Herkese Merhaba. Fransız Devrimi’ne kaldığımız yerden devam ediyoruz. En son kaldığımız yerde Fransa’da devrimciler dış ve iç baskılardan ötürü son derece sert bir yönetim tarzına geçmiş ve anayasayı rafa kaldırmışlardı. Fransa’da “Terör Dönemi” başlamış, idamlar sıklaşmış ve Kamu Güvenliği Komitesi kurularak yönetim az sayıda insanın mutlak iradesine bırakılmıştı. Fransa dışarıda uluslarla içeride de kendi halkına karşı bakalım nasıl ayakta kalacaktı. Neyse biz kaldığımız yerden devam edelim.

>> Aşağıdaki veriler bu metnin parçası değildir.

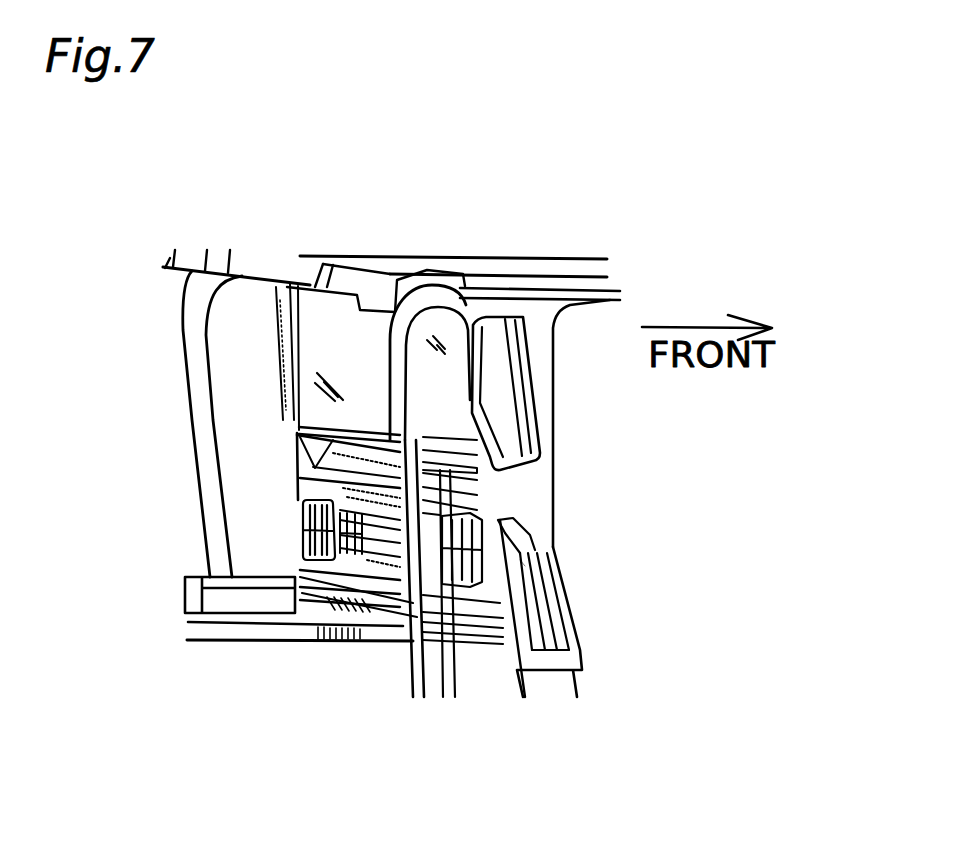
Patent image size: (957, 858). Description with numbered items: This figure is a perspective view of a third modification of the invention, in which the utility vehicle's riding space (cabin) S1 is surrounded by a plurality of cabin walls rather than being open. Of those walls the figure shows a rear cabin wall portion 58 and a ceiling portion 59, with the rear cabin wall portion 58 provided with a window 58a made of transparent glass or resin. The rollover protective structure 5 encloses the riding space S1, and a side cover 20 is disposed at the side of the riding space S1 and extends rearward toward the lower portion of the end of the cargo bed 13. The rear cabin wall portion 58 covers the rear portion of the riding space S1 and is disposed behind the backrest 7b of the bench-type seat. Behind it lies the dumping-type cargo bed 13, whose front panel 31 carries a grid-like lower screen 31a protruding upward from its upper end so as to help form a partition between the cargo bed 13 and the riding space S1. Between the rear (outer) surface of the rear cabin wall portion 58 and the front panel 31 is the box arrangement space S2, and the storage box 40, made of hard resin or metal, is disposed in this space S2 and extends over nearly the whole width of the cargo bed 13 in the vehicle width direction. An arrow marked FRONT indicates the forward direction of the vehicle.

The rollover protective structure (R.O.P.S.) 5 is at (170, 289).
The ceiling portion 59 is at (469, 281).
The window 58a is at (330, 365).
The rear cabin wall portion 58 is at (528, 437).
The side cover 20 is at (487, 675).
The backrest 7b is at (580, 627).
The storage box 40 is at (580, 652).
The box arrangement space S2 is at (513, 568).
The riding space (cabin) S1 is at (707, 481).
The lower screen 31a is at (290, 537).
The front panel 31 is at (342, 640).
The cargo bed 13 is at (183, 667).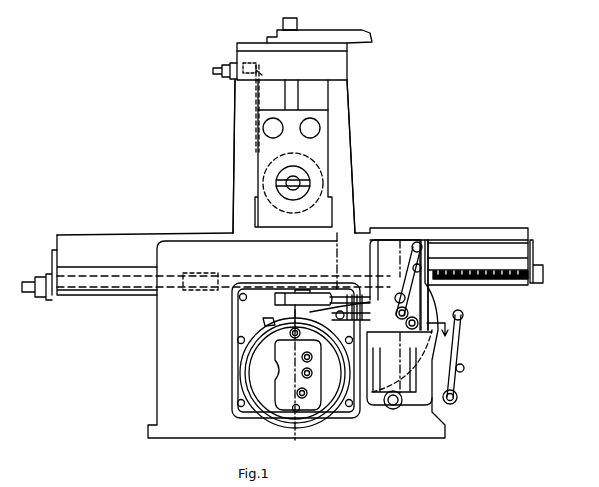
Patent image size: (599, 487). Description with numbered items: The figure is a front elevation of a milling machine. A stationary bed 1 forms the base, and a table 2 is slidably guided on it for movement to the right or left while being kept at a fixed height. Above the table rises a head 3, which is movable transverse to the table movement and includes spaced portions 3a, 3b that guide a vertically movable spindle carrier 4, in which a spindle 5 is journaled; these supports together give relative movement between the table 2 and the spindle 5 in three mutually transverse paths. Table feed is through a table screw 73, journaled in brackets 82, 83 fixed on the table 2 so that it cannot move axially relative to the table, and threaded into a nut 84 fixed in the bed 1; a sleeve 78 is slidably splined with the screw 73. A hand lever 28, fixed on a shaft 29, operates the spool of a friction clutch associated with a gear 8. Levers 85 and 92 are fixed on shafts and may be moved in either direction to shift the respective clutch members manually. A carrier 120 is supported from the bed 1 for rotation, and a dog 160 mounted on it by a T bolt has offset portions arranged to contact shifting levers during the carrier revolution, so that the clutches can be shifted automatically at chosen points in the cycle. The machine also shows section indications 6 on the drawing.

The bed 1 is at (157, 369).
The table 2 is at (142, 234).
The head 3 is at (352, 187).
The head portion 3a is at (350, 166).
The head portion 3b is at (233, 177).
The spindle carrier 4 is at (328, 240).
The spindle 5 is at (290, 179).
The section line 6- 6 is at (430, 355).
The gear 8 is at (391, 241).
The hand lever 28 is at (460, 337).
The shaft 29 is at (457, 393).
The table screw 73 is at (160, 296).
The sleeve 78 is at (397, 311).
The bracket 82 is at (52, 262).
The bracket 83 is at (540, 260).
The nut 84 is at (200, 274).
The lever 85 is at (418, 242).
The lever 92 is at (428, 263).
The carrier 120 is at (246, 392).
The dog 160 is at (268, 318).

Kamu güvenliği Komitesi radikal devrimcilerin yaptığı yıkım ve katliamlara karşı sessiz kaldı. Radikal devrimcilerin bir numaralı hedefi ise Katolik Kilisesi'ydi. Devrim Fransa’da ki bütün dini unsurları silmek istiyordu. Sokak isimlerinden heykellere Fransa’da ki tüm dini semboller ortadan kaldırılmaya başlandı. Kilisenin bütün servetine ise el konuldu. Hatta devrimciler Hz. İsa’nın doğumunu kullanan takvimini bile yok edip yerine kendi takvimlerini koydular. Fransa’nın iç isyanları büyük bir acımasızlıkla bastırıldı.

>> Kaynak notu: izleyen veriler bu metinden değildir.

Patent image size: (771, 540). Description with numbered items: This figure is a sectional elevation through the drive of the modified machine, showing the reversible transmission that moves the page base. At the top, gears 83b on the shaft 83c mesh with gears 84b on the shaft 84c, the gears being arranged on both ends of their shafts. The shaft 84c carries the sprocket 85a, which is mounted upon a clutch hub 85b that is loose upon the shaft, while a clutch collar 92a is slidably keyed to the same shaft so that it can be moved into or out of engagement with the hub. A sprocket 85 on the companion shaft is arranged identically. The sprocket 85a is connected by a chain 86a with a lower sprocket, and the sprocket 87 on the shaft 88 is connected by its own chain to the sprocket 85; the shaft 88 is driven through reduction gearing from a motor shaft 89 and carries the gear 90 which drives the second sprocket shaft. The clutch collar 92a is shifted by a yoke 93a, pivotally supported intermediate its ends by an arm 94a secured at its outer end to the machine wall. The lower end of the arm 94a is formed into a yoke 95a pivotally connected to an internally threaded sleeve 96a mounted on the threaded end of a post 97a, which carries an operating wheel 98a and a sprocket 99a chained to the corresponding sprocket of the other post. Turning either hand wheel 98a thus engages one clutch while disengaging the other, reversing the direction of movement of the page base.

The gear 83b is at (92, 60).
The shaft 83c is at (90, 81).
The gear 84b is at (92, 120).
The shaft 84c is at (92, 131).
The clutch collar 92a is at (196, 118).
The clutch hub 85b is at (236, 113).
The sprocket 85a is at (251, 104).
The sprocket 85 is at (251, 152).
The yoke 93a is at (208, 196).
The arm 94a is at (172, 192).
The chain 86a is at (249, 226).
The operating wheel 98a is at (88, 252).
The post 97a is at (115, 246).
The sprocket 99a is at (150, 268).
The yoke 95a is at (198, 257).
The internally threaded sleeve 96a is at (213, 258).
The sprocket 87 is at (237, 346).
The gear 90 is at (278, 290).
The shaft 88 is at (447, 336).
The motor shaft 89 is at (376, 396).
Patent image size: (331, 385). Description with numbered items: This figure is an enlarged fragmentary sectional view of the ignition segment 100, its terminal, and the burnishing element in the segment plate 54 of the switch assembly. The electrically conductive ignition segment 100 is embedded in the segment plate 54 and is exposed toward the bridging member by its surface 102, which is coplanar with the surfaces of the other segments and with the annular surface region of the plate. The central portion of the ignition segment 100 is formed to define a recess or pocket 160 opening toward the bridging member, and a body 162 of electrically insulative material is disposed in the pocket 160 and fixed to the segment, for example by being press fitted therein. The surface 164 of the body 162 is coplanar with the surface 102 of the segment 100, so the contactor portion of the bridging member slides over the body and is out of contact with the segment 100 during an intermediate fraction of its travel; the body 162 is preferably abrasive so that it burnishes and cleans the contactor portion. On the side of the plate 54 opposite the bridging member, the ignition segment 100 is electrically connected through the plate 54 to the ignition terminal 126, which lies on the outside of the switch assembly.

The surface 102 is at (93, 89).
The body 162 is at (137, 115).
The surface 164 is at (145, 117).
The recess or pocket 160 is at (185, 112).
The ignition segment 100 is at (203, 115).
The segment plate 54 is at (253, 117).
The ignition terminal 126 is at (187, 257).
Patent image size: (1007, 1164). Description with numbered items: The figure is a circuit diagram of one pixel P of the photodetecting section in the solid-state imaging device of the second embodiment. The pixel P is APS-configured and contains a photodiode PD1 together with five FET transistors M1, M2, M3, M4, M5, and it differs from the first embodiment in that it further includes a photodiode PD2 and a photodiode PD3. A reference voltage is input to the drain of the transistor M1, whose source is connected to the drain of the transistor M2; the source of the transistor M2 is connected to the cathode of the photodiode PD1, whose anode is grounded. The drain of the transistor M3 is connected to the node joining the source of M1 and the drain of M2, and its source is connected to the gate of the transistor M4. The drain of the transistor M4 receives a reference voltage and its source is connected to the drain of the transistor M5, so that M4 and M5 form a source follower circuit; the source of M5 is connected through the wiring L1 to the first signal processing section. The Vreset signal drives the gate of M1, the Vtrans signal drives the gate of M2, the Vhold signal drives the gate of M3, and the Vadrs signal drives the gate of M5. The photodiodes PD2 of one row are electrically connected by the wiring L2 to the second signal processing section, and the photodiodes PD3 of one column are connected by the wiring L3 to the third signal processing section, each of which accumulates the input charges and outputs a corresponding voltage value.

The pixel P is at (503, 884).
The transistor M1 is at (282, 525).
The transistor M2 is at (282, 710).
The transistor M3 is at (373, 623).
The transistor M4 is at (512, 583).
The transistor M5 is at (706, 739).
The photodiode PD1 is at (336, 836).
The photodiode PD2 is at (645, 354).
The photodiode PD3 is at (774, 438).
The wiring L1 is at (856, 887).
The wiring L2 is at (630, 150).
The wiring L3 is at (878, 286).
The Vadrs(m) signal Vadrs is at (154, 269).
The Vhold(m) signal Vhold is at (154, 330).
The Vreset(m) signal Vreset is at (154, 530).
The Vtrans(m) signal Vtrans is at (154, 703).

Devrimciler korkunç şekillerde ve akıl almaz yöntemlerle katliamlar yaptılar. Tüm bunlar yaşanırken Fransa ordusu da en sonunda dış düşmanlara karşı zaferler kazanmaya başladı. Napolyon Bonapart komutasındaki Fransız ordusu 1793 yılında Toulon’da Britanya ordusunu büyük bir yenilgiye uğratmış ve Britanya donanmasını geri çekilmeye zorlamıştı. Fransa’da uygulanan Terör politikası başarı göstermiş gibi gözüküyordu. Peki ya şimdi terör artık bitecek miydi yoksa her şey daha mı kötüye gidecekti? Devam edecek…
Radikal Devrimciler hangi kesimi hedef aldı? Devrimciler takvimi neden değiştirdi? Napolyon Bonapart nerede zafer kazandı?